GCW 0 Arrived
I backed the GCW-Zero when they had their kickstarter campaign. Now, 20 months later, I received a console as a reward. It arrived last monday, so I've had time to study it.
This is already a brilliant and easy system for a programmer.
It's not so great for others because there's shortage in software. There's some more in unofficial index. The worst thing is that there's no download app for getting the packages. You need to drive them in over wifi using SSH or copy them to a memory card.
Otherwise a computer enthusiast sees lot of potential in this system. My typical console workflow consists of following steps:
- Start the game console (5 second)
- Connect it to the wifi network (10 seconds)
- Copy the files over SSH (90KB/s)
- Run commands over SSH
After dropping my public key to the card, it is a passwordless but secure workflow.
GCW 0 is a 32-bit MIPS Linux, with couple headturners:
- Instead of plastered over the whole system, the software is packaged as OPK -packages. To install, you copy them into an
apps/
directory. - I can do whatever I want with the console.

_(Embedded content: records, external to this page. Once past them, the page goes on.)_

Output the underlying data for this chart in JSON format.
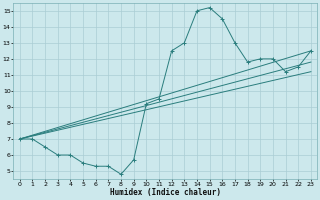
{
  "title": "",
  "xlabel": "Humidex (Indice chaleur)",
  "bg_color": "#cce8ec",
  "line_color": "#2a7d7d",
  "grid_color": "#aacdd4",
  "xlim": [
    -0.5,
    23.5
  ],
  "ylim": [
    4.5,
    15.5
  ],
  "xticks": [
    0,
    1,
    2,
    3,
    4,
    5,
    6,
    7,
    8,
    9,
    10,
    11,
    12,
    13,
    14,
    15,
    16,
    17,
    18,
    19,
    20,
    21,
    22,
    23
  ],
  "yticks": [
    5,
    6,
    7,
    8,
    9,
    10,
    11,
    12,
    13,
    14,
    15
  ],
  "lines": [
    {
      "x": [
        0,
        1,
        2,
        3,
        4,
        5,
        6,
        7,
        8,
        9,
        10,
        11,
        12,
        13,
        14,
        15,
        16,
        17,
        18,
        19,
        20,
        21,
        22,
        23
      ],
      "y": [
        7.0,
        7.0,
        6.5,
        6.0,
        6.0,
        5.5,
        5.3,
        5.3,
        4.8,
        5.7,
        9.2,
        9.5,
        12.5,
        13.0,
        15.0,
        15.2,
        14.5,
        13.0,
        11.8,
        12.0,
        12.0,
        11.2,
        11.5,
        12.5
      ]
    },
    {
      "x": [
        0,
        23
      ],
      "y": [
        7.0,
        12.5
      ]
    },
    {
      "x": [
        0,
        23
      ],
      "y": [
        7.0,
        11.8
      ]
    },
    {
      "x": [
        0,
        23
      ],
      "y": [
        7.0,
        11.2
      ]
    }
  ],
  "figsize": [
    3.2,
    2.0
  ],
  "dpi": 100
}
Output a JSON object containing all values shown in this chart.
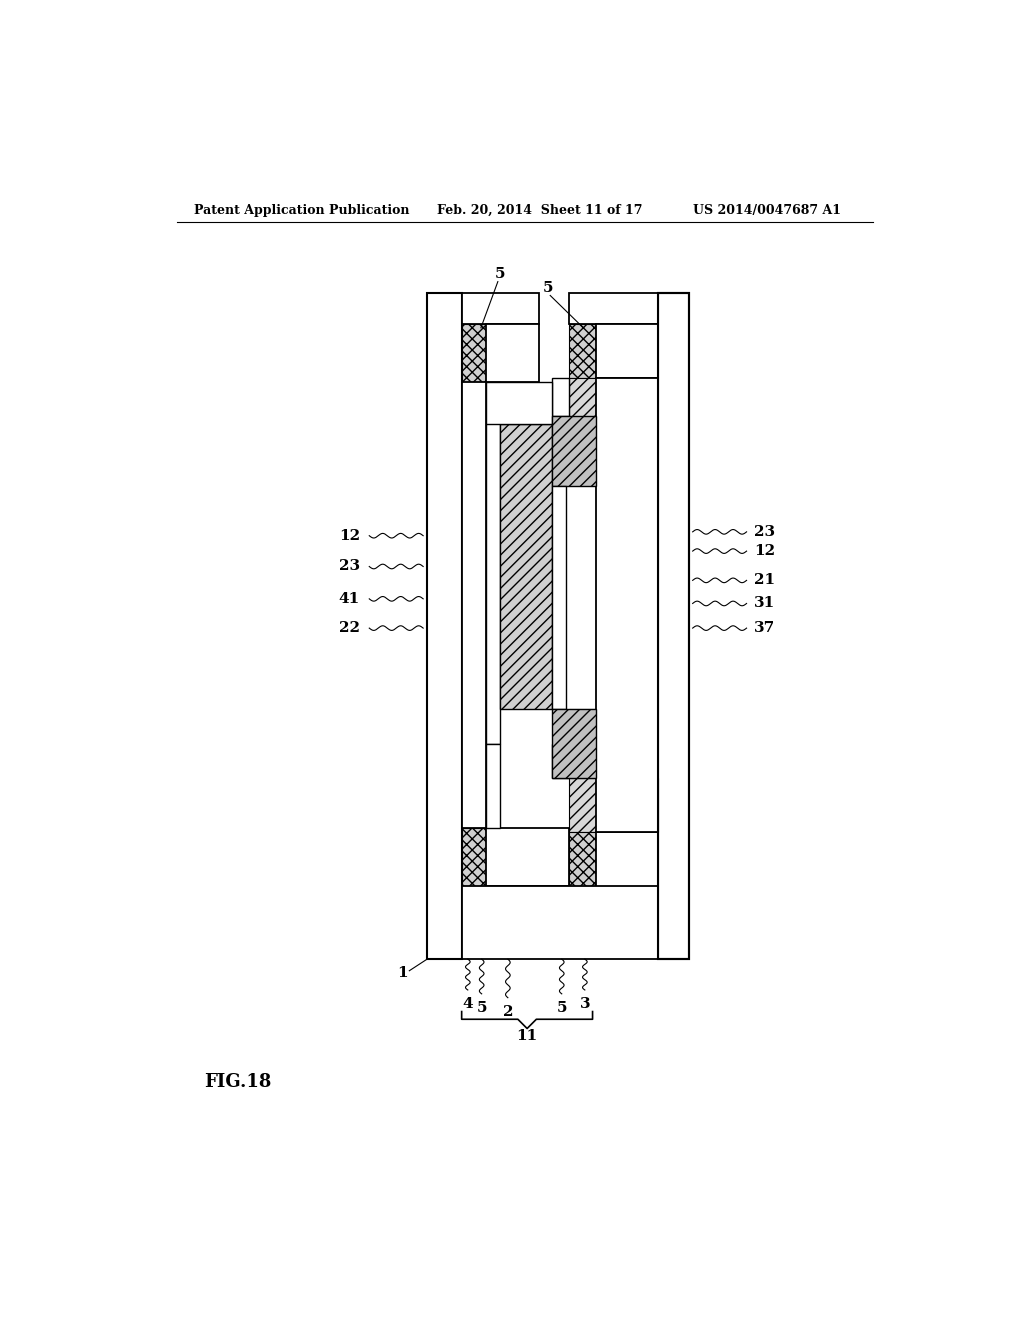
{
  "bg_color": "#ffffff",
  "line_color": "#000000",
  "header_left": "Patent Application Publication",
  "header_mid": "Feb. 20, 2014  Sheet 11 of 17",
  "header_right": "US 2014/0047687 A1",
  "fig_label": "FIG.18"
}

- It starts up faster than I anticipate, something to do with MIPS probably.
- The "firmware" is filled up with useful libraries.
- You can actually publish using pygame on this platform, without any kind of trouble. The script just runs.
- There's $HOME/.program -directory to store config and writable data for a program. According to porting guidelines.
- The platform doesn't have a graphics driver blob. It's all open source.
- The cross-porting development kit allows me to port whatever software. For example, I'm writing a compiler frontend to LLVM which is able to produce gcw0 -binaries.
- It's a generic purpose computer that fits into my pocket.
- The battery seems to hold for hours before it requires a charge. It is about to need it's third recharge this week, and I've been playing a lot.
The thing has an OTG USB port. This and the HDMI port doesn't entirely work because the drivers aren't complete yet. The hardware couldn't drive separate outputs on the HDMI and front screen at the same time. But the USB port is interesting. Once it is working, you could connect different peripherals to that port. Peek inside USB memory stick, connect an instrument or draw with a wacom tablet.
Otherwise everything would seem to work. There's not been surprises that'd have pissed me off. You can, by the way, access rumble and g-sensor on the board from the libsdl2.
Now to the bad things
First of all this thing attracts my kind of people who love to tinker and thinker around. Someone might consider that as a bad thing alone. There's an ugly CE -sticker in the bottom. I remember they mentioned it in the kickstarter. But it sure is ugly! Getting uglier all the time.
The user-interface is a bit inconsistent between games. Some of the commands use weird button bindings. Friend wondered why SELECT and START did something entirely else than what read on them. Start doesn't always return to the main menu. Fortunately, there's a reliable way to get back to the menu.
Display is 320x240. Seems to cover about same area as 320x240 on my 22" desktop screen. You're looking closer though, so it could be twice as large.
Mostly concerning is the quality of the input buttons. This is a gaming device after all. When I got it, the D-pad required lots of pressure to press right. Also some buttons sticked down few times. The shoulder buttons have insymmetric feedback.
The D-pad seems to have a permanent horrible screaking. They say the silicon lubricant will fix it. Nothing fixes the annoying audible clicks that come from the SELECT/START. They're microswitches.